Grenzwachtum Führungsstelle Schlesischer Busch, Baudenkmal

Grenzwachtum Führungsstelle Schlesischer Busch

Teilobjekt der Gesamtanlage Berliner Mauer

  • Puschkinallee 55

Der frühere Grenzwachturm „Führungsstelle Schlesischer Busch“ an der Puschkinallee wurde 1963 beim Ausbau der Sperranlagen errichtet. Der Turm diente als Kontrollstelle für 18 weitere Wachtürme in diesem Grenzabschnitt. Er war mit drei Grenzsoldaten und einem Offizier besetzt, enthielt technische Anlagen sowie eine Arrestzelle im Erdgeschoss. Das 2. OG diente als Beobachtungsstand mit Ausblick nach allen Seiten, ebenso das begehbare Dach.
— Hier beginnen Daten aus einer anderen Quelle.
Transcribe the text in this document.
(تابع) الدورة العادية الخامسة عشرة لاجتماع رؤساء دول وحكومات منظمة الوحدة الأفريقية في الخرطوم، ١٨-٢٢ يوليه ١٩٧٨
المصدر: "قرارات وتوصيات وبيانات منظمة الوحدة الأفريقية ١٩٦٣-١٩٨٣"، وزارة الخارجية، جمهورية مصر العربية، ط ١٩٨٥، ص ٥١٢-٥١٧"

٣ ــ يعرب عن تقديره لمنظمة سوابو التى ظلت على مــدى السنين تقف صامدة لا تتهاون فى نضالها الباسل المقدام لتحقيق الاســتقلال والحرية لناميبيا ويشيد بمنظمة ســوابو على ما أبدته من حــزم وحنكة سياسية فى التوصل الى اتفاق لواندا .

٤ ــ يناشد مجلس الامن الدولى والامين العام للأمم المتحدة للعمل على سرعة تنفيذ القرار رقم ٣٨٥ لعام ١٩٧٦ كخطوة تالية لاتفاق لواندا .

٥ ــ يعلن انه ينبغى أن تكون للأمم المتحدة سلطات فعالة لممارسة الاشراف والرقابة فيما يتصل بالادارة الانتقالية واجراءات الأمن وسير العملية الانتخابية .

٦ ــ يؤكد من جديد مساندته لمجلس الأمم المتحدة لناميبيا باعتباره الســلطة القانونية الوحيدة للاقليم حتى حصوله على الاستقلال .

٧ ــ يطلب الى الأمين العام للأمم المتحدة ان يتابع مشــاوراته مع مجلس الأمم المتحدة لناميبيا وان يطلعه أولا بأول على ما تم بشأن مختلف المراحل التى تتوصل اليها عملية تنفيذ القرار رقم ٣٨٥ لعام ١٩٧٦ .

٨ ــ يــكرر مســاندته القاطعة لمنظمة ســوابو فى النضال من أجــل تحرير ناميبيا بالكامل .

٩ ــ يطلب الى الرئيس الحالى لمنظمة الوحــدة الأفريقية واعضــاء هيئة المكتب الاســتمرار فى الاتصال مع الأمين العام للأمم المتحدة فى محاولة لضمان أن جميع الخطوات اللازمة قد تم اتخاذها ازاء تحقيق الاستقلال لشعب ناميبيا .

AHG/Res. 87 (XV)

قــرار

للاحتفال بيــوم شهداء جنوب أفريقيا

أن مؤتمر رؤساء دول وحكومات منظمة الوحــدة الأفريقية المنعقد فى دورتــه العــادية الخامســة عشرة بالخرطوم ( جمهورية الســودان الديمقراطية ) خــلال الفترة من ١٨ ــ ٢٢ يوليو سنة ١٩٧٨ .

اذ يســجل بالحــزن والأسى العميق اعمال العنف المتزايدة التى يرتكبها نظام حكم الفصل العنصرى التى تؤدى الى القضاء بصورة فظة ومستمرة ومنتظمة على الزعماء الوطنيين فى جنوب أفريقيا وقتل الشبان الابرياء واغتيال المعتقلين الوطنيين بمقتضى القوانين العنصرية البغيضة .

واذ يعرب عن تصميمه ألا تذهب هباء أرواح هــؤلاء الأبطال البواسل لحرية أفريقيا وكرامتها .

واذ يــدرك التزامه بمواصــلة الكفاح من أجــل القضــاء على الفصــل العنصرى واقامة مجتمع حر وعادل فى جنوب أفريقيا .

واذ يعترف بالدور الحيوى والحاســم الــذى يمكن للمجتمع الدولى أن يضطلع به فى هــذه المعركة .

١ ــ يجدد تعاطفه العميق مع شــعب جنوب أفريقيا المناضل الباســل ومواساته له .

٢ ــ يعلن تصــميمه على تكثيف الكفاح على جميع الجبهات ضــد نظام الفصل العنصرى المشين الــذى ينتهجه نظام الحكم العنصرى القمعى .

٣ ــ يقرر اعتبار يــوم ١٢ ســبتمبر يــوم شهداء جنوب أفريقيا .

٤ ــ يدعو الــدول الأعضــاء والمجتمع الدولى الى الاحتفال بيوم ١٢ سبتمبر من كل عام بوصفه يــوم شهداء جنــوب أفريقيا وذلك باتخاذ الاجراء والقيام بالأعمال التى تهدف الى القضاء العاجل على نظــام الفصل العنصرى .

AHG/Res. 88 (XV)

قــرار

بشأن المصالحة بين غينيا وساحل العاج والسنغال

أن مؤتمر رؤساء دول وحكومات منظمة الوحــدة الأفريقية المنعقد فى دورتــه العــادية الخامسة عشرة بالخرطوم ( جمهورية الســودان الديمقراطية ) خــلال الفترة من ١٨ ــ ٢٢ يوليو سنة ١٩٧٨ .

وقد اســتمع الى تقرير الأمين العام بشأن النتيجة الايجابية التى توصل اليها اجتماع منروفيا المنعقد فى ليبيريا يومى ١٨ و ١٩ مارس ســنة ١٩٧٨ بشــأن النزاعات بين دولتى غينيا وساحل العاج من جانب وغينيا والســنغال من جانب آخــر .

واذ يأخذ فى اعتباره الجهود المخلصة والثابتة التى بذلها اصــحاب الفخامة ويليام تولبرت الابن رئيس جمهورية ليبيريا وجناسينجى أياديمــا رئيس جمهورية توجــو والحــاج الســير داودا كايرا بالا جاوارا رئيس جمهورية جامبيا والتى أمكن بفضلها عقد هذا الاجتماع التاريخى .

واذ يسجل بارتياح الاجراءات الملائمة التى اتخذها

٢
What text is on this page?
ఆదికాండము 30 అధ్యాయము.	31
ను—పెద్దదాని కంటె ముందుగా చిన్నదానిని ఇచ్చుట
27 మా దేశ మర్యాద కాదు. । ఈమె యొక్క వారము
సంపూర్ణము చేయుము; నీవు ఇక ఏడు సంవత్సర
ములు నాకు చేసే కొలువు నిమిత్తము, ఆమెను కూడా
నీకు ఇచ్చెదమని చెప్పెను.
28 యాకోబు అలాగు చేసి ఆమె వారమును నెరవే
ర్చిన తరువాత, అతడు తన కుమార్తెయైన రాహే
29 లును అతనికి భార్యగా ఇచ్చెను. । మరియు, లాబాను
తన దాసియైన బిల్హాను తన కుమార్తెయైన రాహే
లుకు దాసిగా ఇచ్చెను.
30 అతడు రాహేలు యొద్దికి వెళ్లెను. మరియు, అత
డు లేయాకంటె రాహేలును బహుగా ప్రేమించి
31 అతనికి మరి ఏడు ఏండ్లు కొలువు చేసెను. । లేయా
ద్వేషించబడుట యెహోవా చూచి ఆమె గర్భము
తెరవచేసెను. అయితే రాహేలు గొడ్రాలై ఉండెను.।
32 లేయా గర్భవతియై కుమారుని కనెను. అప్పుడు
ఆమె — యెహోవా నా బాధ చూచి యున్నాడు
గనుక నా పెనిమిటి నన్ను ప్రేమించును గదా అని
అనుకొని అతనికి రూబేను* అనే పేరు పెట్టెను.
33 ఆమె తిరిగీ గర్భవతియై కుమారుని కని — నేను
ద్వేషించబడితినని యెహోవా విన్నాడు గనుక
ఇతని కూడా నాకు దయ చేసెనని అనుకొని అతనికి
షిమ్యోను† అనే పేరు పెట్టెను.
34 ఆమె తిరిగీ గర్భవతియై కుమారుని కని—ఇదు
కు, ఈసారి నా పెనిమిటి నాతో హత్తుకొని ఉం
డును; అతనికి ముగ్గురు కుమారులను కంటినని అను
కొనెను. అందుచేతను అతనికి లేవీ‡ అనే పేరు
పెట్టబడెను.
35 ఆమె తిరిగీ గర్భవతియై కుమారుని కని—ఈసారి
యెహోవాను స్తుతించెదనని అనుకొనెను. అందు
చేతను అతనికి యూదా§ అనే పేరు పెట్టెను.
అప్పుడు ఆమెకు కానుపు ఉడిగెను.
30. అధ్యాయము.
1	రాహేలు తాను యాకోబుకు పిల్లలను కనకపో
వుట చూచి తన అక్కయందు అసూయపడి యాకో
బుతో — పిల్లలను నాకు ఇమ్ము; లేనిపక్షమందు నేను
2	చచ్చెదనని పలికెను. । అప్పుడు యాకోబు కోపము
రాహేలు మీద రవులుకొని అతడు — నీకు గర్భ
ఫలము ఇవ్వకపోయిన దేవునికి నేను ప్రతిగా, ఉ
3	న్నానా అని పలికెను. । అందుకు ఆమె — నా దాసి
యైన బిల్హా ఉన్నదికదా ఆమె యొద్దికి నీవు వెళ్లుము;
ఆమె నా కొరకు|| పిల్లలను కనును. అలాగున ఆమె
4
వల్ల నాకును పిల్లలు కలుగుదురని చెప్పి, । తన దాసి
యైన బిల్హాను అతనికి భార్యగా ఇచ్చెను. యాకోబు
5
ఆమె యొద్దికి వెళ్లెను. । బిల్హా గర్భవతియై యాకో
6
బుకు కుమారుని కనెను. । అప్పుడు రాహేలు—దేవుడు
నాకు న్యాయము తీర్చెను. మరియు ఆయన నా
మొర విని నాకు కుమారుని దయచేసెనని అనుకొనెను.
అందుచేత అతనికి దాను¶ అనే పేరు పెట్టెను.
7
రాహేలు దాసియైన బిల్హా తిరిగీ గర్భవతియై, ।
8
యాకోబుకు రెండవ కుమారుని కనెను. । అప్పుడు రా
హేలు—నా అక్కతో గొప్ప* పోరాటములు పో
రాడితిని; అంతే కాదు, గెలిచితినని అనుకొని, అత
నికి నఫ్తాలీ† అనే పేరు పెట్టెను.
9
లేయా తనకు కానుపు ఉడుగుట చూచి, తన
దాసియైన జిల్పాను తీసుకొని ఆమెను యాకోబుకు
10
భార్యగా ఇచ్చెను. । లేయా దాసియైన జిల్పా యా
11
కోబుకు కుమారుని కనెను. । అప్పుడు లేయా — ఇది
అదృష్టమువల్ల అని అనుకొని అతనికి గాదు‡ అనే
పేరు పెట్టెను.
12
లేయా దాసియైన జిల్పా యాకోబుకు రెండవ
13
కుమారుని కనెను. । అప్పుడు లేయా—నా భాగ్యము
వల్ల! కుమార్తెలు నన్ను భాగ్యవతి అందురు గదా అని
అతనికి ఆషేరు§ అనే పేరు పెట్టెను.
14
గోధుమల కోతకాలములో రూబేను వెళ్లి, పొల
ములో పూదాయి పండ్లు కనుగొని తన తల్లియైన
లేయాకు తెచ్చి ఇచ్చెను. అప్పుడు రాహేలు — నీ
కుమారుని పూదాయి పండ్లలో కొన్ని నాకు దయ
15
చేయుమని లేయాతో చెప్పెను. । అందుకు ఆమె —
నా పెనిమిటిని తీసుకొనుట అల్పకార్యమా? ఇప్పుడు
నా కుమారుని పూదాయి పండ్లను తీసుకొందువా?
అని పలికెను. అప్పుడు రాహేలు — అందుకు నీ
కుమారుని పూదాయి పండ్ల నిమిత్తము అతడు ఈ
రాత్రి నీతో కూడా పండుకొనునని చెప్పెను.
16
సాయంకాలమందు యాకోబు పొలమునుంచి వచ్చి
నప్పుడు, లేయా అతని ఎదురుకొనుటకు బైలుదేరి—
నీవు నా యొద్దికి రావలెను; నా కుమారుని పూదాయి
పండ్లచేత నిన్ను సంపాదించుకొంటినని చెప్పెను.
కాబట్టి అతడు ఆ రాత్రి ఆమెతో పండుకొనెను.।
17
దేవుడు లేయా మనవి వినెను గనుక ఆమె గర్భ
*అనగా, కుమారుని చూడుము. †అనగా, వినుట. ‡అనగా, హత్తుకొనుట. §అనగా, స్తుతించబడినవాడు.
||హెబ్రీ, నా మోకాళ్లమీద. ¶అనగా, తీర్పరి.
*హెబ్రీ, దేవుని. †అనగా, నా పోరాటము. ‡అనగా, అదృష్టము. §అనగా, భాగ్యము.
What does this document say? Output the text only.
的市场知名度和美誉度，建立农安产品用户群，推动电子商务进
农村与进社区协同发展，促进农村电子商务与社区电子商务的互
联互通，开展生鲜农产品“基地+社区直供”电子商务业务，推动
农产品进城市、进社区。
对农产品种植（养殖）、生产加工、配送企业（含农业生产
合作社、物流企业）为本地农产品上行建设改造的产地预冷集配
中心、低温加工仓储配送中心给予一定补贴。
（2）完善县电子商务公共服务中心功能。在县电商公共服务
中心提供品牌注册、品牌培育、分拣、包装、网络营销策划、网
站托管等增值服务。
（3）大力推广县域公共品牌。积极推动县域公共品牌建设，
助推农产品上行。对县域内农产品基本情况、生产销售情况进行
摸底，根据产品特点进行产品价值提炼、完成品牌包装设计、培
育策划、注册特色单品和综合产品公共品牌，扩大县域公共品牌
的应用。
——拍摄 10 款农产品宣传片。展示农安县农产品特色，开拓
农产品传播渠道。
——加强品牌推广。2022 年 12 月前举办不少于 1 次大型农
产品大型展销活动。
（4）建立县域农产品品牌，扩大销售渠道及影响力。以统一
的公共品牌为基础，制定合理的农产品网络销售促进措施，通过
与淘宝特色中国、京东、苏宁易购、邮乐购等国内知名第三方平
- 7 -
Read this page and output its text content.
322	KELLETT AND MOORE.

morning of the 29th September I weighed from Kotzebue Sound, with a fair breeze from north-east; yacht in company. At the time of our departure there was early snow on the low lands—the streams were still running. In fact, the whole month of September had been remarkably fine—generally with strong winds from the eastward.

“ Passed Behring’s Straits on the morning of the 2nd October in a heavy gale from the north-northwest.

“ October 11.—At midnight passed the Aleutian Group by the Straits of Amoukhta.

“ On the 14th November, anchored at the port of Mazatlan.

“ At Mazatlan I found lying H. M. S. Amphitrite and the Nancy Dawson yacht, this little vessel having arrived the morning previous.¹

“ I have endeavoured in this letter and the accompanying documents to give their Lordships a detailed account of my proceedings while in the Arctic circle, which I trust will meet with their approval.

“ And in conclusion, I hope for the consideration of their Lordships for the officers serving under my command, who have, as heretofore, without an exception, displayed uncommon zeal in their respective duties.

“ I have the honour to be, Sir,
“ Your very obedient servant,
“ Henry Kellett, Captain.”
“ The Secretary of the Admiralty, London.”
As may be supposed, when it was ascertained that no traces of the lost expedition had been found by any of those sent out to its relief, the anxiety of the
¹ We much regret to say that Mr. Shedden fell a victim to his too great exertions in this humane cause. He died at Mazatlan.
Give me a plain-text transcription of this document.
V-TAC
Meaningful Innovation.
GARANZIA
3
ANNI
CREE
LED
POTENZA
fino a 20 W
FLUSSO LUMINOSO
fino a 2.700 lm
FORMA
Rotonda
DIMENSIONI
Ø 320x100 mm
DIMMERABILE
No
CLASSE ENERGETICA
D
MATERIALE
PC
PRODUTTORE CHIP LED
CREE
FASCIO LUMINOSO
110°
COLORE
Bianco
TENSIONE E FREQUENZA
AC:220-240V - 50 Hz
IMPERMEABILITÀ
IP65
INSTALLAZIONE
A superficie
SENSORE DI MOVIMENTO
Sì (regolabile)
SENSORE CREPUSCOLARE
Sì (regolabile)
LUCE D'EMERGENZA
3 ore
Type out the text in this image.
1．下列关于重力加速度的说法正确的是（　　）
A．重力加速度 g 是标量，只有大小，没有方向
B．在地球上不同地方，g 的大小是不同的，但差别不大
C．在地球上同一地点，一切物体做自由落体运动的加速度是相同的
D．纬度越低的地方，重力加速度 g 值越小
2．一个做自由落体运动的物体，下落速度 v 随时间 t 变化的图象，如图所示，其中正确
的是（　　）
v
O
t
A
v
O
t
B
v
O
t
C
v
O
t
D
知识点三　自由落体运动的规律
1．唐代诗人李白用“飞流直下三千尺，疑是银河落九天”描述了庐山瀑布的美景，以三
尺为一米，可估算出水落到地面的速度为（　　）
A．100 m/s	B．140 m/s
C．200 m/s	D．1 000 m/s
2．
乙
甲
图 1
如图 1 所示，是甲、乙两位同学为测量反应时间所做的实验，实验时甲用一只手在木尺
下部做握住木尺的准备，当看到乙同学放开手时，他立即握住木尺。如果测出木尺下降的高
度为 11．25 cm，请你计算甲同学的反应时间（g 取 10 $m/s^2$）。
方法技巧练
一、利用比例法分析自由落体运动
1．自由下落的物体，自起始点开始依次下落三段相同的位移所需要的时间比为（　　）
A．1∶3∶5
Der Grenzwachturm „Führungsstelle Schlesischer Busch“ steht für eine Phase des Ausbaus der Berliner Mauer ab Mitte der 1960er Jahre, in der die provisorischen Bauten der ersten Generation durch militärische Befestigungsanlagen ersetzt wurden. Während der parallel zum Flutgraben verlaufende Grenzstreifen mit Grenzmauern, Licht-Trasse und Kolonnenweg heute demontiert ist, ist der Wachturm erhalten geblieben und prägt heute die Parkanlage Schlesischer Busch. Er wurde 1992 unter Denkmalschutz gestellt.